Deep Learning for Image Reconstruction in Electrical Tomography: A Review
Yong Li, Q. Zhu, Ze Liu
Abstract
Electrical tomography (ET) has emerged as a safe and real-time imaging technology for decades due to its fast, noninvasive, and radiation-free characteristics. By reconstructing the spatial distribution or dynamic changes in the electrical properties of target regions, ET finds broad applications in nondestructive testing, industrial process monitoring, and biomedical research. Recent advancements in deep learning have significantly enhanced the accuracy, efficiency, and robustness of ET image reconstruction, particularly in electrical impedance tomography (EIT), electrical capacitance tomography (ECT), and electromagnetic tomography (EMT). Despite the growing interest, challenges persist in handling the ill-posed nature of ET imaging, especially for EMT, which remains underexplored compared to EIT and ECT. This review delves into the fundamental principles of ET and surveys recent progress in deep learning-driven approaches.

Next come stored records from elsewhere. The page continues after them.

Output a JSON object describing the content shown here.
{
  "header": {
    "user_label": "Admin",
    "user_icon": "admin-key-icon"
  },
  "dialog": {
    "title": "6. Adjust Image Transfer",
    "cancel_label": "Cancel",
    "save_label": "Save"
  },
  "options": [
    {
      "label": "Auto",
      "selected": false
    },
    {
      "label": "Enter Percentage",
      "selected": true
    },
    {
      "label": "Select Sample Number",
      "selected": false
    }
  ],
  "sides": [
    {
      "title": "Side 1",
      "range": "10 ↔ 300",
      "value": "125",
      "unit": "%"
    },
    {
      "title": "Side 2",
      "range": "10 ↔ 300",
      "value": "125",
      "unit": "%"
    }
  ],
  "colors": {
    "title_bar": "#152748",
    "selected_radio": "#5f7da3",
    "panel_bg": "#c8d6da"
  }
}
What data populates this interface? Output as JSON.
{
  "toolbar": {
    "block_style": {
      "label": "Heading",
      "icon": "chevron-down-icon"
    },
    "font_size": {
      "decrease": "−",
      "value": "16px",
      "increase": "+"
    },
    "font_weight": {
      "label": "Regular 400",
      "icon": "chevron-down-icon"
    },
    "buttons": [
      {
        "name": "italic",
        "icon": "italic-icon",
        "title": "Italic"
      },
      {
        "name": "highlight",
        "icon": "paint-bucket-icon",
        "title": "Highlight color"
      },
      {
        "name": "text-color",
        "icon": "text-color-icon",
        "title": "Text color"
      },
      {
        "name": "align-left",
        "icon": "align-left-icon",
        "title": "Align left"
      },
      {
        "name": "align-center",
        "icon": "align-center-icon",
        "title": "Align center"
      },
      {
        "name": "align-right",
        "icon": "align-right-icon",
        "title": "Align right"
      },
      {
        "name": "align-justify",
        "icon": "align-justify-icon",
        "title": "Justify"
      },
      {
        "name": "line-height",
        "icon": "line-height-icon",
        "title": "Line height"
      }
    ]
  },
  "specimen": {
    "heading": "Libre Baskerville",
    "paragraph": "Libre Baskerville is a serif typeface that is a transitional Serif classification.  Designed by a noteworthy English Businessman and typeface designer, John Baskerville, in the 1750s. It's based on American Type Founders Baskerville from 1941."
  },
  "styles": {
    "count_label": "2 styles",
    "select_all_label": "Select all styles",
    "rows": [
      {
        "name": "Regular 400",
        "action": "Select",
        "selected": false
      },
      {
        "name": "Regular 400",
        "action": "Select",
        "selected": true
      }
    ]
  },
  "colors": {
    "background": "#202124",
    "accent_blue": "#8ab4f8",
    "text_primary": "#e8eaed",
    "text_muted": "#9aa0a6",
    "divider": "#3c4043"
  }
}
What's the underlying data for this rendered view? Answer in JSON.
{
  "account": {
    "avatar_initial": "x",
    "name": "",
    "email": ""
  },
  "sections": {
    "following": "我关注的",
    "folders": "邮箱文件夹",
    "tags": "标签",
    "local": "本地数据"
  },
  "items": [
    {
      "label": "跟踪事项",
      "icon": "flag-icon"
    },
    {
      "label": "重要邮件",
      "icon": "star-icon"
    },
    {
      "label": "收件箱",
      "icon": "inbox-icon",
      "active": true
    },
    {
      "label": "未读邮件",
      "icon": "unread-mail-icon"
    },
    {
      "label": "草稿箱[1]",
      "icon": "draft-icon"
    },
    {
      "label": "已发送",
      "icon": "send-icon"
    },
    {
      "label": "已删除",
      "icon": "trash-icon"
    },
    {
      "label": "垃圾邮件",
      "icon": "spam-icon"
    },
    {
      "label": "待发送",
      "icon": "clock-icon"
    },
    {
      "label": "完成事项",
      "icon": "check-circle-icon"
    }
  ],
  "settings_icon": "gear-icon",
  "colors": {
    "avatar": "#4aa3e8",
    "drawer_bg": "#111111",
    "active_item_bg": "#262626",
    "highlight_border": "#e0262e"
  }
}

We focus on two key paradigms: direct reconstruction networks (data-driven) and hybrid frameworks that integrate deep learning with classical algorithms (image-driven). The discussion highlights emerging trends, including multimodal ET integration, dataset optimization, and the design of advanced neural architectures tailored for ET-specific constraints. This study underscores the potential of deep learning to redefine ET systems, paving the way for more intelligent, versatile, and accurate imaging solutions.